Friday, September 30, 2005

NOBODY WENT TO VIETNAM WHO DIDN'T WANT TOO

THE SIXTIES

I watched this program about the Sixties the other night on public TV. It had been on before but I saw it totally through for the first time. Very interesting. I was in Vietnam during the pivotal time, according to the show. And, like all documentaries, it tells the story from a particular perspective. The perspective being that the entire country was into the summer of love, San Francico and Berkeley being the place to be--the student movement, the black panthers, etc.. And, of course for the discerning person that was not true. The events that they think were turning points, I don't see at all and was mostly in their imagination. Someone said that "a person's perception is their reality" and so true. The documentarian of the program, The Sixties, has a perception and for him and the writers, it is their reality. But, for many of us, so entirely different.

One of those interviewed on the draft said something like, "anybody with intelligence, sophistication and didn't want to go to Vietnam, could get out of it. Relatively true and was one of the things wrong with the draft.

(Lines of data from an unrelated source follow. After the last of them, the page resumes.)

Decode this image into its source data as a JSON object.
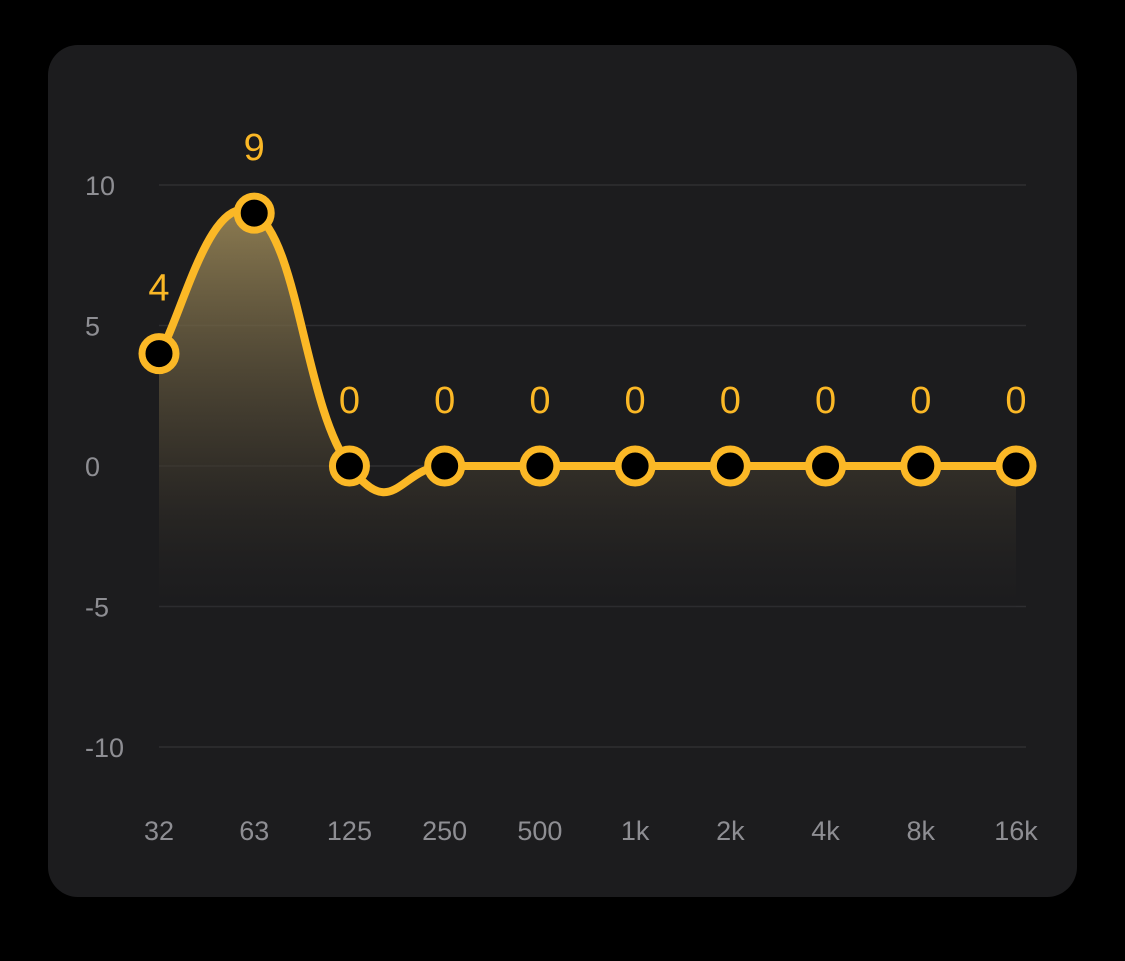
{
  "chart_data": {
    "type": "line",
    "categories": [
      "32",
      "63",
      "125",
      "250",
      "500",
      "1k",
      "2k",
      "4k",
      "8k",
      "16k"
    ],
    "values": [
      4,
      9,
      0,
      0,
      0,
      0,
      0,
      0,
      0,
      0
    ],
    "value_labels": [
      "4",
      "9",
      "0",
      "0",
      "0",
      "0",
      "0",
      "0",
      "0",
      "0"
    ],
    "y_ticks": [
      10,
      5,
      0,
      -5,
      -10
    ],
    "y_tick_labels": [
      "10",
      "5",
      "0",
      "-5",
      "-10"
    ],
    "ylim": [
      -10,
      10
    ],
    "title": "",
    "xlabel": "",
    "ylabel": "",
    "grid": true,
    "legend": "none",
    "line_color": "#fbb826",
    "point_fill": "#000000",
    "background": "#1c1c1e"
  }
}
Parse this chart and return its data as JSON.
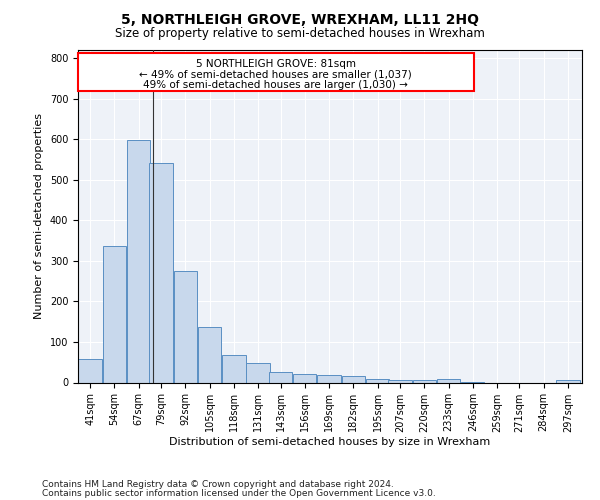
{
  "title": "5, NORTHLEIGH GROVE, WREXHAM, LL11 2HQ",
  "subtitle": "Size of property relative to semi-detached houses in Wrexham",
  "xlabel": "Distribution of semi-detached houses by size in Wrexham",
  "ylabel": "Number of semi-detached properties",
  "footnote1": "Contains HM Land Registry data © Crown copyright and database right 2024.",
  "footnote2": "Contains public sector information licensed under the Open Government Licence v3.0.",
  "annotation_line1": "5 NORTHLEIGH GROVE: 81sqm",
  "annotation_line2": "← 49% of semi-detached houses are smaller (1,037)",
  "annotation_line3": "49% of semi-detached houses are larger (1,030) →",
  "bar_labels": [
    "41sqm",
    "54sqm",
    "67sqm",
    "79sqm",
    "92sqm",
    "105sqm",
    "118sqm",
    "131sqm",
    "143sqm",
    "156sqm",
    "169sqm",
    "182sqm",
    "195sqm",
    "207sqm",
    "220sqm",
    "233sqm",
    "246sqm",
    "259sqm",
    "271sqm",
    "284sqm",
    "297sqm"
  ],
  "bar_values": [
    58,
    336,
    598,
    541,
    276,
    137,
    67,
    48,
    25,
    22,
    19,
    15,
    8,
    7,
    7,
    8,
    1,
    0,
    0,
    0,
    6
  ],
  "bar_left_edges": [
    41,
    54,
    67,
    79,
    92,
    105,
    118,
    131,
    143,
    156,
    169,
    182,
    195,
    207,
    220,
    233,
    246,
    259,
    271,
    284,
    297
  ],
  "bar_widths": [
    13,
    13,
    13,
    13,
    13,
    13,
    13,
    13,
    13,
    13,
    13,
    13,
    13,
    13,
    13,
    13,
    13,
    13,
    13,
    13,
    13
  ],
  "bar_color": "#c8d8ec",
  "bar_edge_color": "#5a8fc3",
  "property_line_x": 81,
  "ylim": [
    0,
    820
  ],
  "yticks": [
    0,
    100,
    200,
    300,
    400,
    500,
    600,
    700,
    800
  ],
  "xlim_min": 41,
  "xlim_max": 311,
  "bg_color": "#eef2f8",
  "grid_color": "#ffffff",
  "title_fontsize": 10,
  "subtitle_fontsize": 8.5,
  "axis_label_fontsize": 8,
  "tick_fontsize": 7,
  "annotation_fontsize": 7.5,
  "footnote_fontsize": 6.5
}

And, some of the facts in the program were wrong. An event in 67, before I went to Vietnam, I was with the 503d Military Police Battalion. We went to Washington for the March on the Pentagon. The 503d was shown in lots of pictures and the documentary called them the 82d Airborne. Not. The 82d was not even there. Now, does that make any difference? No. But, I think what it means is simply that TV, movies, etc. have a story to tell and sometimes the facts, even very relevant ones, get lost in the process.

The facts are that Vietnam was a sorry war. The draft was incredibly inequitable and consequently there was no sense of shared sacrifice. The Sixties were an important time in reflection but the perception of the TV documentary did not fit the rest of the country. But, surely cannot be minimized either in terms of the events and the significance even if not universal. As far as the "draft" is concern, what we are shown that we do not want a draft in the Sixties context. The draft to be successful must be only one avenue for an AllServe approach to service. For that fact alone, thanks for the good documentary.